No Data Quality Processes — Much like the previous pitfall, the business community must be assured that their decision making data is of the highest quality possible. In
fact, it should be even better than the data in the operational environment. To give your users confidence, you must have metrics to measure the quality of the data going into your data warehouse
No Program Mentality — Obviously, anyone in this business understands that you never build just one business intelligence application. You are building an environment which
business users can utilize to make appropriate business decisions. This means that you build the first application, then the second, third, fourth, etc. Each project should build upon the value
created by the previous projects. This means that these projects must be coordinated and have a reuse mentality. Hence, you must have some form of program management function that prioritizes and
funds these projects. They must also create reusable templates like project plans and data models, while ensuring compliance with program standards and procedures.
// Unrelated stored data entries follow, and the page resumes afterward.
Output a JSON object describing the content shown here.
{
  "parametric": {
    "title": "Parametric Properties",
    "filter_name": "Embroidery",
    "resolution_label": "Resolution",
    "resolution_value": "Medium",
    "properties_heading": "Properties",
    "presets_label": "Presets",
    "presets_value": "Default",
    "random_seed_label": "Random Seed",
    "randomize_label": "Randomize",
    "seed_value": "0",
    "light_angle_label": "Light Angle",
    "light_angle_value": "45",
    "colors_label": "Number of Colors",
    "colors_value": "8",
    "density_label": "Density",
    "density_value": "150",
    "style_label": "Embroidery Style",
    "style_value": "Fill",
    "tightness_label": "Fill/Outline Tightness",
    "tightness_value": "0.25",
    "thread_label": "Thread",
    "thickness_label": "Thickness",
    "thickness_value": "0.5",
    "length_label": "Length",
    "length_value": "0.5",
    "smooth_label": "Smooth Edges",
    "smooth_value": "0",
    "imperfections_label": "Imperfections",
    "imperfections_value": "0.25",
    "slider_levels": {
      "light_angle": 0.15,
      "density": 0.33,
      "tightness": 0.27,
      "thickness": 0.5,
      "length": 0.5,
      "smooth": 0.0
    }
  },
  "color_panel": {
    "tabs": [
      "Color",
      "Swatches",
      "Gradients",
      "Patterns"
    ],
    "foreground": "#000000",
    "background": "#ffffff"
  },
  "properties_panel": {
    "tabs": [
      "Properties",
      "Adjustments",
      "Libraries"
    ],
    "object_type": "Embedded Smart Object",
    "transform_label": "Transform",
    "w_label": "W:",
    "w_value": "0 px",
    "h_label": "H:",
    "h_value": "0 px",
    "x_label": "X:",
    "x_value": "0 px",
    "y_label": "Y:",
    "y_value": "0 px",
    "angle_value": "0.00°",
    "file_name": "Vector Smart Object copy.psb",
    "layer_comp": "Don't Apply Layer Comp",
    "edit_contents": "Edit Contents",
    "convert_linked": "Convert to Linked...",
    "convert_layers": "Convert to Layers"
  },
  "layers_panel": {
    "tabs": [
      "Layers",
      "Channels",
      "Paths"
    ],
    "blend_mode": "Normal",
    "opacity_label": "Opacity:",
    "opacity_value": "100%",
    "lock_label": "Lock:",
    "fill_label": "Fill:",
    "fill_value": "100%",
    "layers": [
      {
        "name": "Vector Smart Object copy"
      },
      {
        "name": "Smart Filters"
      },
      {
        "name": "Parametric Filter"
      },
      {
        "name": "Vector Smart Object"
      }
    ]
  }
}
No Technological Road Map — Since you will be creating an environment from multiple projects, you must have an architecture that acts as your roadmap determining how each
project will contribute and fit into your overall business intelligence strategy. Without such an architecture, you are likely to build just another set of chaotic reporting databases. The
Corporate Information Factory is the best known of these architectures. It can be very helpful to study and even create your own version for your organizational needs.
Hopefully, these 10 pitfalls can forewarn you of potential problems within your own project. If you see that you are falling into one of these, stop what you are doing, reassess where you are
and determine the best path to stop failing. This will at least lessen the effects of the pitfalls and guarantee a successful project outcome.